Worsley's audio diaries contained many mentions of food, and he spoke specifically about how much he missed junk food; in his last audio diary entry, he said that the first thing he was going to do when he returned home was have some tea and a slice of cake. By the time Worsley was rescued, he had lost almost 50 pounds and was suffering from dehydration and exhaustion.
Worsley's adventure began tolerably enough—the snow was even and firm, which made it relatively easy to ski and sled. However, the temperature began to drop as he ventured further inland, and the snow's surface became less than optimal. On day 55, he recorded frigid temperatures of minus 47 degrees Fahrenheit, and he struggled to travel across the soft snow. Worsley also experienced 40 to 50 mile per hour winds. He noted on day 66, "The cruelty... is the very soft snow. Hellish. All day. I'm weaker now, of course, and it's the last thing I needed. It saps what little energy I have left."

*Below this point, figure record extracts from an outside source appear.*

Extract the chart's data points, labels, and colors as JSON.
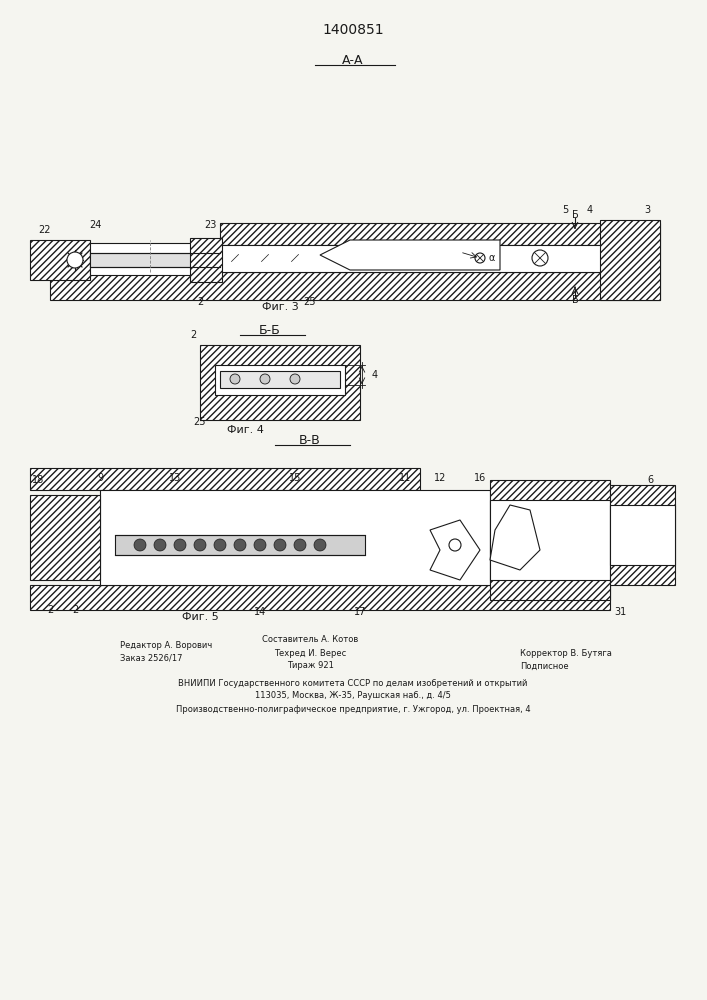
{
  "patent_number": "1400851",
  "section_a": "А-А",
  "section_b": "Б-Б",
  "section_v": "В-В",
  "fig3_label": "Фиг. 3",
  "fig4_label": "Фиг. 4",
  "fig5_label": "Фиг. 5",
  "footer_line1": "Редактор А. Ворович",
  "footer_line2": "Заказ 2526/17",
  "footer_center1": "Составитель А. Котов",
  "footer_center2": "Техред И. Верес",
  "footer_center3": "Тираж 921",
  "footer_right1": "Корректор В. Бутяга",
  "footer_right2": "Подписное",
  "footer_vniipи": "ВНИИПИ Государственного комитета СССР по делам изобретений и открытий",
  "footer_addr1": "113035, Москва, Ж-35, Раушская наб., д. 4/5",
  "footer_addr2": "Производственно-полиграфическое предприятие, г. Ужгород, ул. Проектная, 4",
  "bg_color": "#f5f5f0",
  "line_color": "#1a1a1a",
  "hatch_color": "#333333",
  "fig3_numbers": [
    "22",
    "24",
    "23",
    "25",
    "5",
    "4",
    "3",
    "2"
  ],
  "fig4_numbers": [
    "2",
    "25",
    "4"
  ],
  "fig5_numbers": [
    "18",
    "9",
    "13",
    "15",
    "11",
    "12",
    "16",
    "6",
    "2",
    "2",
    "14",
    "17",
    "31"
  ]
}
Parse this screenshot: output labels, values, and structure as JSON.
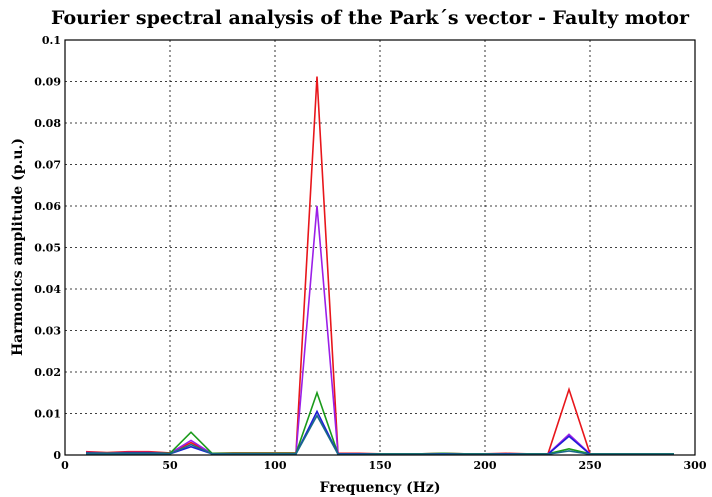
{
  "chart_data": {
    "type": "line",
    "title": "Fourier spectral analysis of the Park´s vector - Faulty motor",
    "xlabel": "Frequency (Hz)",
    "ylabel": "Harmonics amplitude (p.u.)",
    "xlim": [
      0,
      300
    ],
    "ylim": [
      0,
      0.1
    ],
    "xticks": [
      0,
      50,
      100,
      150,
      200,
      250,
      300
    ],
    "yticks": [
      0,
      0.01,
      0.02,
      0.03,
      0.04,
      0.05,
      0.06,
      0.07,
      0.08,
      0.09,
      0.1
    ],
    "xtick_labels": [
      "0",
      "50",
      "100",
      "150",
      "200",
      "250",
      "300"
    ],
    "ytick_labels": [
      "0",
      "0.01",
      "0.02",
      "0.03",
      "0.04",
      "0.05",
      "0.06",
      "0.07",
      "0.08",
      "0.09",
      "0.1"
    ],
    "grid": true,
    "x": [
      10,
      20,
      30,
      40,
      50,
      60,
      70,
      80,
      90,
      100,
      110,
      120,
      130,
      140,
      150,
      160,
      170,
      180,
      190,
      200,
      210,
      220,
      230,
      240,
      250,
      260,
      270,
      280,
      290
    ],
    "series": [
      {
        "color": "#e8161b",
        "values": [
          0.0008,
          0.0006,
          0.0008,
          0.0008,
          0.0005,
          0.003,
          0.0004,
          0.0005,
          0.0005,
          0.0005,
          0.0005,
          0.0912,
          0.0004,
          0.0004,
          0.0003,
          0.0003,
          0.0003,
          0.0004,
          0.0003,
          0.0003,
          0.0004,
          0.0003,
          0.0003,
          0.0158,
          0.0003,
          0.0003,
          0.0003,
          0.0003,
          0.0003
        ]
      },
      {
        "color": "#9b1fe8",
        "values": [
          0.0006,
          0.0005,
          0.0006,
          0.0006,
          0.0004,
          0.0035,
          0.0003,
          0.0004,
          0.0004,
          0.0004,
          0.0004,
          0.06,
          0.0003,
          0.0003,
          0.0003,
          0.0003,
          0.0003,
          0.0003,
          0.0003,
          0.0003,
          0.0003,
          0.0003,
          0.0003,
          0.005,
          0.0003,
          0.0003,
          0.0003,
          0.0003,
          0.0003
        ]
      },
      {
        "color": "#1a9a1a",
        "values": [
          0.0005,
          0.0004,
          0.0005,
          0.0005,
          0.0004,
          0.0055,
          0.0004,
          0.0004,
          0.0004,
          0.0004,
          0.0004,
          0.015,
          0.0003,
          0.0003,
          0.0003,
          0.0003,
          0.0003,
          0.0004,
          0.0003,
          0.0003,
          0.0003,
          0.0003,
          0.0003,
          0.0015,
          0.0003,
          0.0003,
          0.0003,
          0.0003,
          0.0003
        ]
      },
      {
        "color": "#1d1dd6",
        "values": [
          0.0004,
          0.0003,
          0.0004,
          0.0004,
          0.0003,
          0.002,
          0.0003,
          0.0003,
          0.0003,
          0.0003,
          0.0003,
          0.0105,
          0.0003,
          0.0003,
          0.0002,
          0.0002,
          0.0002,
          0.0003,
          0.0002,
          0.0002,
          0.0003,
          0.0002,
          0.0002,
          0.0045,
          0.0002,
          0.0002,
          0.0002,
          0.0002,
          0.0002
        ]
      },
      {
        "color": "#1a6b8a",
        "values": [
          0.0003,
          0.0003,
          0.0003,
          0.0003,
          0.0003,
          0.0025,
          0.0003,
          0.0003,
          0.0003,
          0.0003,
          0.0003,
          0.0095,
          0.0002,
          0.0002,
          0.0002,
          0.0002,
          0.0002,
          0.0002,
          0.0002,
          0.0002,
          0.0002,
          0.0002,
          0.0002,
          0.001,
          0.0002,
          0.0002,
          0.0002,
          0.0002,
          0.0002
        ]
      }
    ]
  }
}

After Henry Worsley called his support team to rescue him, he was taken by airplane to a camp six hours away and then to Punta Arenas, Chile. Doctors originally believed Worsley was ill due to dehydration and exhaustion, but they discovered he was suffering from bacterial peritonitis, an infection in the lining of his abdomen. Although medical professionals attempted surgery, Worsley's body was too weak to fight the infection, and he passed away from organ failure on January 25, 2016, at the age of 55.
While it's disappointing that Worsley was a mere 30 miles away from completing his planned journey, a former member of the British Antarctic Survey thought he made the right decision to pull out. He told BBC News, "He did a smart thing and made the call for evacuation, but sadly his system was beaten down so much he just couldn't recover."